I ran across this phrase in a novel by Jill Barnett called Sentimental Journey. Turns out pilots sometimes fly by how the seat feels against their butts. Well, I don’t know about you, but as I sit here at my desk, my butt is not feeling much from the seat other than it’s been a very long day, and my butt is tired.
But what I want to talk about is this. What if you’ve been trying to be one of these but you’re actually the other?
I started writing my first full length novel in law school. Mr. Zarr’s Civil Procedure class. Back row. Last seat against the wall. Anything I could do to get away from having to be actually in that class without leaving the room. During class, I was a panster. I had no idea where the story was going. I just let it go. And it sometimes got me in trouble when I would write a particularly juicy part and laugh out loud. This can draw stares in a Civil Procedure class.
My suggestion to you is to try the other side. When you are working out in a strength training program, you are advised to mix things up through out cycles in your work out program so your muscles do not get overused to the same activity. I think the same goes for writing.

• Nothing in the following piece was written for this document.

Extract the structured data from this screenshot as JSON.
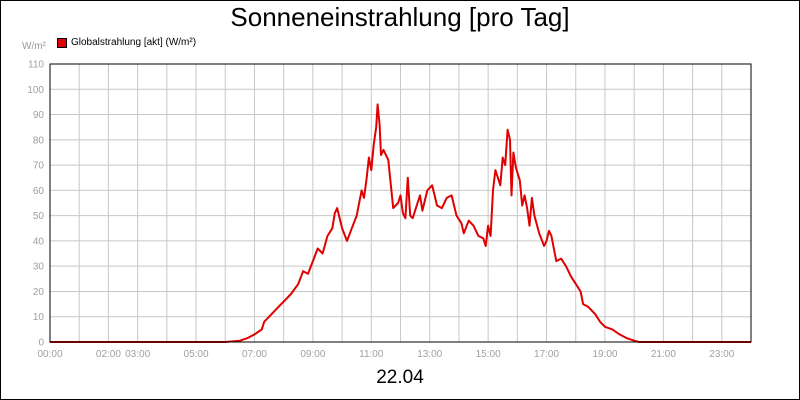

Having been a panster for so long, my mind got overactive. I started having thoughts about scenes in the future and having nowhere to store them in my brain, I would sometimes lose them. So this is how I went from panster to plotter, and I hope the better for it.
First, I got a storyboard. It’s a huge whiteboard stuck to the wall covered in dry erase marker that smells better than it should.
Second, I got software to help me manage the bulk that is a novel. Ever finish a 90,000+ word manuscript in Word and wish you had shot yourself at word 49,999?
Allow me to suggest Scrivener. If you don’t know about Scrivener, you’re writing under a rock. (Which sounds very uncomfortable, so please get out from under it.) Scrivener is a great software platform that not only allows you split your manuscript into manageable parts, it also gives you areas for reference, cross referencing sections, document storage, and a compile feature that converts your document into an ebook platform ready document. Scrivener does more than I can discuss here, but you should check it out. You can download a free trial for 30 days of use. Trust me, it’s worth it.
Third, I read what other people did. Check out blogs. See what other authors are doing. I recommend Inara Scott and Sarra Cannon. These authors have been in the trenches of self-publishing. Why not learn from them?
If you can’t take the plunge just yet and change up your writing style, I at least recommend that you think about it. With the right tools, you can go from fabulous opening line to jaw dropping ending. And when you get to the space in between, you’ll remember those kick ass scenes you thought of before the awesome opening line was even written down. And you’ll name a character after me in honor of my brilliance. Well, maybe not, but that would be cool.